Factors affecting migration
The most important factor is the length of the DNA molecule, smaller molecules travel farther. But conformation of the DNA molecule is also a factor. To avoid this problem linear molecules are usually separated, usually DNA fragments from a restriction digest, linear DNA PCR products, or RNAs.
Increasing the agarose concentration of a gel reduces the migration speed and enables separation of smaller DNA molecules. The higher the voltage, the faster the DNA moves. The voltage is limited by the fact that the gel heats up and ultimately causes it to melt. High voltages 9>5-8V/cm) also decrease the resolution.
Different conformations of a DNA plasmid that has not been cut with a restriction enzyme will move with different speeds (slowest to fastest: nicked or open circular, linearized, or supercoiled plasmid).
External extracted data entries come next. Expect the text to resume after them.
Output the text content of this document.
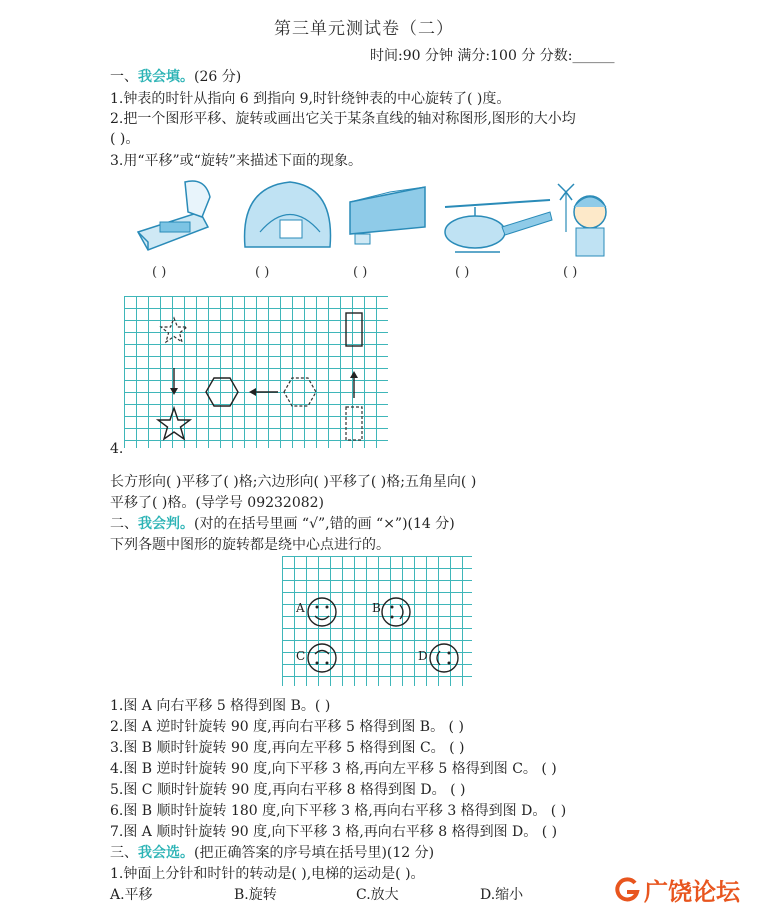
第三单元测试卷（二）
时间:90 分钟 满分:100 分 分数:______
一、我会填。(26 分)
1.钟表的时针从指向 6 到指向 9,时针绕钟表的中心旋转了( )度。
2.把一个图形平移、旋转或画出它关于某条直线的轴对称图形,图形的大小均
( )。
3.用“平移”或“旋转”来描述下面的现象。
( )	( )	( )	( )	( )
4.
长方形向( )平移了( )格;六边形向( )平移了( )格;五角星向( )
平移了( )格。(导学号 09232082)
二、我会判。(对的在括号里画 “√”,错的画 “×”)(14 分)
下列各题中图形的旋转都是绕中心点进行的。
A	B
C	D
1.图 A 向右平移 5 格得到图 B。( )
2.图 A 逆时针旋转 90 度,再向右平移 5 格得到图 B。 ( )
3.图 B 顺时针旋转 90 度,再向左平移 5 格得到图 C。 ( )
4.图 B 逆时针旋转 90 度,向下平移 3 格,再向左平移 5 格得到图 C。 ( )
5.图 C 顺时针旋转 90 度,再向右平移 8 格得到图 D。 ( )
6.图 B 顺时针旋转 180 度,向下平移 3 格,再向右平移 3 格得到图 D。 ( )
7.图 A 顺时针旋转 90 度,向下平移 3 格,再向右平移 8 格得到图 D。 ( )
三、我会选。(把正确答案的序号填在括号里)(12 分)
1.钟面上分针和时针的转动是( ),电梯的运动是( )。
A.平移	B.旋转	C.放大	D.缩小	广饶论坛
Percent Agarose and Resolution Limits
Agarose gel electrophoresis can be used for the separation of DNA fragments ranging from 50 base pairs to several megabases. The distance between DNA bands of a given length is determined by the percent agarose in the gel. In general, lower concentrations of agarose are better for larger molecules because they result in greater separation between bands that are close in size. The disadvantage of higher concentrations is the long run times. Optionally, high percentage agarose gels can be run with pulsed field electrophoresis (PFE).
Most agarose gels are made with between 0.7-2%  agarose dissolved in electrophoresis buffer. Up to 3% can be used for separating very tiny fragments. Low percentage gels are very weak and may break when you try to lift them. High percentage gels are often brittle and do not set evenly. 1% gels are common for many applications.

Recommended Usage (TBE):

Concentration  Molecular Weight
1%       500bp-10kb
1.2% 350bp-7kb
1.5% 250bp-2kb

DNA Ladders
Unknown DNA samples are typically run on the same gel with a "DNA ladder." A ladder is a sample of DNA where the sizes of the bands are known. Direct comparison can be made between the known fragments and the unknown sample to determine the approximate size of the unknown DNA.